In reply to Curtis73 (Forum Supporter) :
Call your credit card company and raise hell.
That's what those fees are for.
I had a triumph spitfire engine that I spent a bunch of time and money building only to have it immediately destroy itself because the machine shop didn't catch a massive crack in one of the water passages in the head. They covered the machine work on the replacement rebuild, but I was young and dumb and didn't make them pay for the whole darn thing. The replacement was still the best part of the car after 75K of being driven hard, before I put the car in storage because I was tired of working on it every time I drove it.
That was over 20 years ago, and there have been many projects since then... One of these days I'll pull it back out of storage and get it going again...
Thankfully, I could tell the CL seller was sketchy as hell from the jump. I paid scrap value for the entire miata despite him assuring me "the motor is in great shape!". Spoiler: the motor was not in great shape.

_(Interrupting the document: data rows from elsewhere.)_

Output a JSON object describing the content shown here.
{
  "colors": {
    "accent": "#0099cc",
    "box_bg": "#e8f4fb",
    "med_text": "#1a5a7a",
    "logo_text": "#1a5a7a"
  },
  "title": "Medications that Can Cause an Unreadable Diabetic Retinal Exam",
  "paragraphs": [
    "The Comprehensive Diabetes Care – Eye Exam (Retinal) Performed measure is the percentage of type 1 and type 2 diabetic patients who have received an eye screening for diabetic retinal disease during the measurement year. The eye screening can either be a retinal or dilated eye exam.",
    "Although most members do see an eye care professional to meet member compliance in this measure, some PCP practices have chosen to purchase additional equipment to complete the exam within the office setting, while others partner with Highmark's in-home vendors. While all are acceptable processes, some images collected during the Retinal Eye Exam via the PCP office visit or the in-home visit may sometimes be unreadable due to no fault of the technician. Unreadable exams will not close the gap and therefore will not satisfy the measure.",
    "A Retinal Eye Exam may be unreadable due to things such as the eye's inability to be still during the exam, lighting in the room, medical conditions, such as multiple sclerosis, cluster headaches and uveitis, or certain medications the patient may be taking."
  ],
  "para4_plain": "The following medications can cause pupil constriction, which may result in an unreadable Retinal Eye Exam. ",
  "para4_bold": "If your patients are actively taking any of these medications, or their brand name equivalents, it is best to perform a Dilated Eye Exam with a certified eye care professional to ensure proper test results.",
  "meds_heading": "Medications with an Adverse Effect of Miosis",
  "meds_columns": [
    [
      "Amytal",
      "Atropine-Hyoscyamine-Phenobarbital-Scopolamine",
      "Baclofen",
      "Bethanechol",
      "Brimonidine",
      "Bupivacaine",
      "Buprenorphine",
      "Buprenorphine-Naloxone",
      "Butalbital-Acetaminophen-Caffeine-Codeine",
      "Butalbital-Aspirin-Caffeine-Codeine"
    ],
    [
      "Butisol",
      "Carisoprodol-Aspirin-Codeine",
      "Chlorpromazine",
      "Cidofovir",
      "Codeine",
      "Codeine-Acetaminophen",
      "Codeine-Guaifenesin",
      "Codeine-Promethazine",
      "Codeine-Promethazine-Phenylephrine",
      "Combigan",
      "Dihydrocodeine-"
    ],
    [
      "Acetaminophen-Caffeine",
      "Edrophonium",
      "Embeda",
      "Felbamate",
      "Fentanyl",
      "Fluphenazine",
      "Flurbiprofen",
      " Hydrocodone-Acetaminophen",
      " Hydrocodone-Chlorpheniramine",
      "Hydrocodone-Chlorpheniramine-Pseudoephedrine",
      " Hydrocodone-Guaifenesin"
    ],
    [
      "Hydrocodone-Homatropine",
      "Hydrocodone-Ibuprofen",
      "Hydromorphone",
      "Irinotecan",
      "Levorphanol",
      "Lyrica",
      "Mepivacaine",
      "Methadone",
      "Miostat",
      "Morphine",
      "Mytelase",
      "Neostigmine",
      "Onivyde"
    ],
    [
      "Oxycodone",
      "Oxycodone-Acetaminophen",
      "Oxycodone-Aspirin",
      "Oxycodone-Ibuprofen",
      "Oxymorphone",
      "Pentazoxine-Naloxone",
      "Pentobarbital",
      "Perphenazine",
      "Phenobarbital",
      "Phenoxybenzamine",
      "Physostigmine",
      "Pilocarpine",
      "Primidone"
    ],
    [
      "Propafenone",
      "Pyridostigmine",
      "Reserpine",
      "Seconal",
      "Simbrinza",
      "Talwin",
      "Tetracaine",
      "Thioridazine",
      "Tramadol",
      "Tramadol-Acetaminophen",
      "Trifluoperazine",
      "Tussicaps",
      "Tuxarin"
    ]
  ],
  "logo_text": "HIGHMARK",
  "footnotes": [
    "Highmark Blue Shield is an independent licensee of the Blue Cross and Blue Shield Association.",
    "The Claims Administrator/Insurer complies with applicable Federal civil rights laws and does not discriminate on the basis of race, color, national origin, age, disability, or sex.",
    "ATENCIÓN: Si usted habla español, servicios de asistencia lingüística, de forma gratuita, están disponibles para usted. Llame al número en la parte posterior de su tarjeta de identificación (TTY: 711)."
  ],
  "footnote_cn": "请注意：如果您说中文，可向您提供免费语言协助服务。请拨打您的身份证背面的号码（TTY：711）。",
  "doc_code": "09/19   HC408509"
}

The most expensive would be blowing up my turbo Honda K24 at a trackday event - though I did catch up to that Porsche GT2 :)...
Now, how much of that explosion was my fault is debatable, having bought the engine from a pro shop, putting thousands of miles on it previous to the failure, running a dry sump, and still having it pop at about 7000 rpm, way below redline. Posted many pics of the destroyed parts, asking for "expert" opinions on the failure cause. Result: 12 experts replied with 12 different opinions. My complete guess was that a rod bolt broke, but who knows. The failure sucked much of the joy out of owning the car because I could never push it has hard after that. And yes, that's a shattered piston pin... don't see that often!